What's 'write' for boys?: a case study examining factors that motivate Year Seven boys to write in the classroom
2017-02-17T00:25:06Z (GMT) by
The purpose of this study was to investigate the so-called "gender gap" in boys' performance in writing, and to examine the conditions for boys' motivation to write and how this links to classroom teacher pedagogy. An analysis of writing of a small number of boys in one class at a large, multi-campus, independent school in Melbourne, Australia had revealed that this particular group of boys out-performed other Year 7 students of both genders at the school in 2009 National Assessment Program- Literacy and Numeracy (NAPLAN) and Victorian Essential Learning Standards (VELS) results. The research project focused on a small group of Year 7 boys who participated in weekly writing classes conducted by the same teacher who had taught the 2009 cohort. This case study required the students to complete a weekly reflective journal, participate in a focus group interview and be observed in a writing class. The teacher was also interviewed.
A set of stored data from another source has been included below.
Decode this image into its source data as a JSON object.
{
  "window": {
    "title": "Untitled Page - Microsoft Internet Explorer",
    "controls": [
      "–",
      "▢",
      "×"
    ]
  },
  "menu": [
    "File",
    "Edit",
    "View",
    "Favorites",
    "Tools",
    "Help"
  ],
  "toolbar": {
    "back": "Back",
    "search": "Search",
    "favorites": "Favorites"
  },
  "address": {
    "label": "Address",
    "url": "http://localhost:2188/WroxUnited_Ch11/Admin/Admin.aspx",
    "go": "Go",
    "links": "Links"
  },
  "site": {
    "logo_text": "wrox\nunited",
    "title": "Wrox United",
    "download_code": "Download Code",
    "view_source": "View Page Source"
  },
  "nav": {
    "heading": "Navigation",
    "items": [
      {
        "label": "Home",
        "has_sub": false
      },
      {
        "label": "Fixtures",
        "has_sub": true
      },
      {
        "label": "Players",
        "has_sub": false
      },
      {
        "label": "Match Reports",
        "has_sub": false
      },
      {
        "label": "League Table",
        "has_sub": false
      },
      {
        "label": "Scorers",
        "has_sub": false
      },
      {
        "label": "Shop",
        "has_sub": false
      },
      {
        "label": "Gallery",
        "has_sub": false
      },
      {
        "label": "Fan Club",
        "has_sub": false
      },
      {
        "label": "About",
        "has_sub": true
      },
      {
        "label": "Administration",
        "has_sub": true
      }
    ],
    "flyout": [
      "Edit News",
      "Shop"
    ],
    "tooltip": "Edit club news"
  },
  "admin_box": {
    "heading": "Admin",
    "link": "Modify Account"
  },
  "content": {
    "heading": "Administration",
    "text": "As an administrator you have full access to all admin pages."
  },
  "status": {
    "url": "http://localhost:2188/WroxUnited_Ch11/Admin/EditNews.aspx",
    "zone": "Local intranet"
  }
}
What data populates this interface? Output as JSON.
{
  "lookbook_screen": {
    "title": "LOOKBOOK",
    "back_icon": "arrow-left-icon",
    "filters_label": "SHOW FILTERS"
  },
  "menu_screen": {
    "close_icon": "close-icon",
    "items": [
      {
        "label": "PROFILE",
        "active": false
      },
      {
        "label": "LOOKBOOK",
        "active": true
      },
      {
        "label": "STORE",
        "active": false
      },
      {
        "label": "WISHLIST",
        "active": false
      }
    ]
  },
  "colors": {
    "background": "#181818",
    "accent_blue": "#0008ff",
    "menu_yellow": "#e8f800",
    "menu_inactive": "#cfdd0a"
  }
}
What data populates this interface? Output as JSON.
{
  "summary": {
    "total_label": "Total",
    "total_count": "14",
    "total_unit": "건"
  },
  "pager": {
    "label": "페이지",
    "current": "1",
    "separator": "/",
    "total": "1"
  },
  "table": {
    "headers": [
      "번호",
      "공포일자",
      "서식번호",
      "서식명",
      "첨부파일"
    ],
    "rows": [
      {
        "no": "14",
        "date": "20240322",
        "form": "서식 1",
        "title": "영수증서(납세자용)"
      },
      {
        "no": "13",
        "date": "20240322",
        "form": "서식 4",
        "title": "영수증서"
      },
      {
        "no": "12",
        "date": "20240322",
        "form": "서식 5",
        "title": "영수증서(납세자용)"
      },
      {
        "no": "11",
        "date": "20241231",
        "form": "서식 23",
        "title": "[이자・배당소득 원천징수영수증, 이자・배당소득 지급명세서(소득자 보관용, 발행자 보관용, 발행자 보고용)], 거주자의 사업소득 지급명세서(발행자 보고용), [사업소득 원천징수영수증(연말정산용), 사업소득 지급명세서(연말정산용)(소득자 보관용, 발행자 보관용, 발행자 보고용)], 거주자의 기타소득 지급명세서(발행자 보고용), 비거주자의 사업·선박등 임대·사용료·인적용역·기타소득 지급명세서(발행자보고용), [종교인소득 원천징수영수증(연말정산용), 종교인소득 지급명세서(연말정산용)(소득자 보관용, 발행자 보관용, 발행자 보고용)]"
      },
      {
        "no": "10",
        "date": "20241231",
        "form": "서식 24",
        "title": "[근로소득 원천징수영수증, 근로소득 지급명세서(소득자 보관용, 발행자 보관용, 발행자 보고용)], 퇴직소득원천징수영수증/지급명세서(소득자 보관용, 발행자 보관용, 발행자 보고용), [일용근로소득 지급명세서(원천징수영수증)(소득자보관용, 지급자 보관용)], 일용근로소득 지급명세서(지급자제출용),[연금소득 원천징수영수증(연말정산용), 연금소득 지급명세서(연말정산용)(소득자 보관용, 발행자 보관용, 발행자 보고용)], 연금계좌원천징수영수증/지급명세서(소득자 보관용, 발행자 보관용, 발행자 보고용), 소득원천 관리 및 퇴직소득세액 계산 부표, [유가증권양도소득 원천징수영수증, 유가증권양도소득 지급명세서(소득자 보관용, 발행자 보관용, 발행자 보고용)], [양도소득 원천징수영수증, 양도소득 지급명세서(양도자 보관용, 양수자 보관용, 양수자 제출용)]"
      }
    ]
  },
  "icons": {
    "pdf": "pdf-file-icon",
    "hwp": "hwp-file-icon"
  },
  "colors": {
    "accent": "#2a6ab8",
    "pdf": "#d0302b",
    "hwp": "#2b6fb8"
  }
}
From this case-study I have drawn four main conclusions about what motivated these boys to write: 1) the teacher / student relationship was an important key when motivating boys to write in the classroom; 2) boys are motivated by the desire for good results; 3) enjoyment in the task of writing is a key factor in motivating boys to write and 4) boys can be motivated to write within an explicit teaching pedagogy.